Disney Kingdoms: Seekers of the Weird #5 #5

With the world threatened to fall under the sway of the sinister Despoina, her Shadow Society and the pending arrival of the Reaper King, writer Brandon Seifert and artist Karl Moline give readers "Disney Kingdoms: Seekers of the Weird" #5, the final chapter of this series. For those late to the party, Seifert provides a recap in the opening pair of pages through the words of Roland Keep, uncle of the series' main protagonists, Maxwell and Melody.

Seifert writes the Keep family in a slightly more hip way than the families found on the made-for-Disney Channel movies. While none of the characters are overly developed, it's not hard to imagine Johnny Depp plugged into Roland's role, bringing his charisma and charm that made his run as Jack Sparrow so well received. The story that Seifert plugs the Keeps into is a run of the mill, "Stop the villain by securing this artifact" story. The writer manages to craft enough wrinkles to keep it entertaining, but given this is the closing chapter of a Disney adventure, it's a surefire lock that good will prevail. The methods and artifacts utilized along the way make the prevailing moment fun to achieve. Seifert leaves enough open subplots and unfinished thoughts to set up an eventual return to the "Seekers of Weird" and the Keep family Museum of the Weird.

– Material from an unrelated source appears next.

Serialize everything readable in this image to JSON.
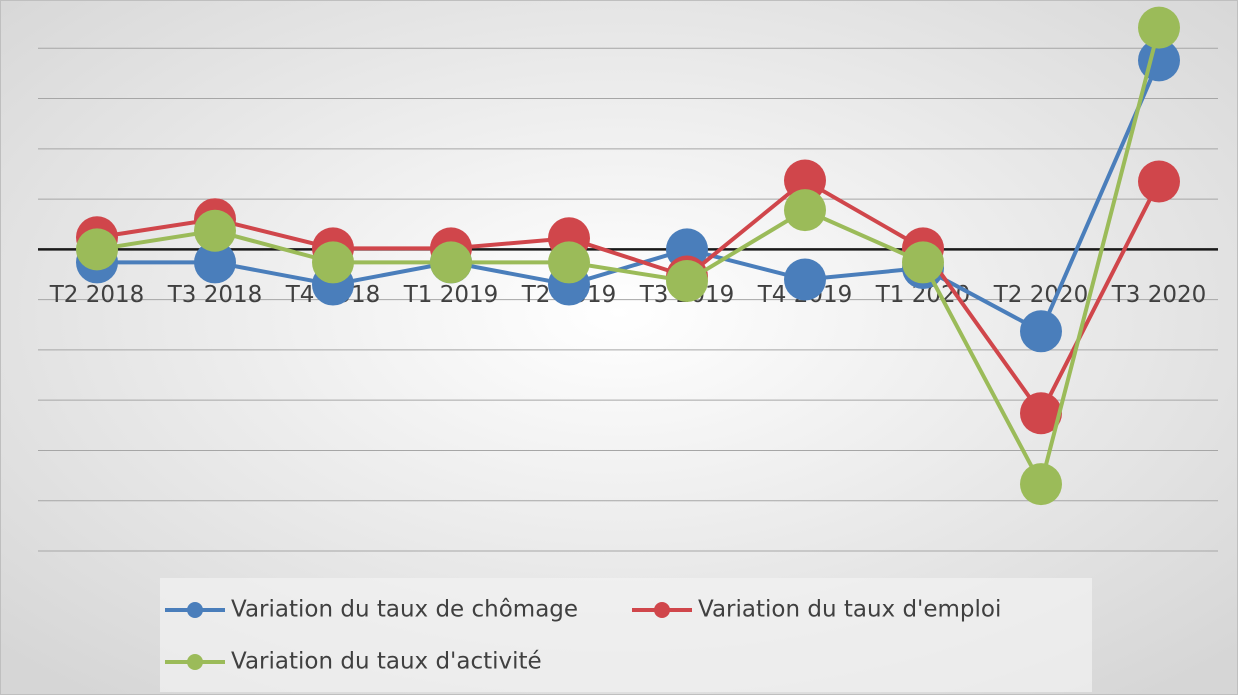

Karl Moline and inker Rick Magyar pack a lot of detail into this comic, from the rows of shark teeth in the unicorn's mouth to the grand hall in the Museum of the Weird. There are a few pages where Moline pulls the camera back to show the Museum's splendor and glory for nice story choices that define the scale of the conflict raging for the Coffin Clock. The characters in the tale are animated and charming, but the Reaper King's first full appearance strikes me as a twisted, dark version of the Kool-Aid Man. Other panels redeem the spookiness inherent in the character, but that first glance is just a little too goofy, even for a Disney comic. Letterer Joe Caramagna does a nice job throughout the issue, preserving action and enhancing the story. The sound effects are solid throughout, with the Coffin Clock's chimes filling the halls of the museum. Caramagna takes readers a little deeper into the Museum of the Weird by giving readers a different font for the location identifiers. It's a subtle switch-up from standard issue superhero tales, but an effective one.

Disney designer Rolly Crump's Museum of the Weird is given room to grow in this series, but this final issue feels more like a Disney movie than an intended theme park attraction. While I doubt we'll be seeing a Seven Dwarfs Mine Train Ride comic any time soon, the "Disney Kingdoms" brand does provide hope and potential for more entertaining stories about ideas spawned from the happiest place on Earth and its Imagineers. "Seekers of the Weird" #5 takes one of those ideas just far enough to set it up as a springboard to other media while opening the door for more ideas to follow suit.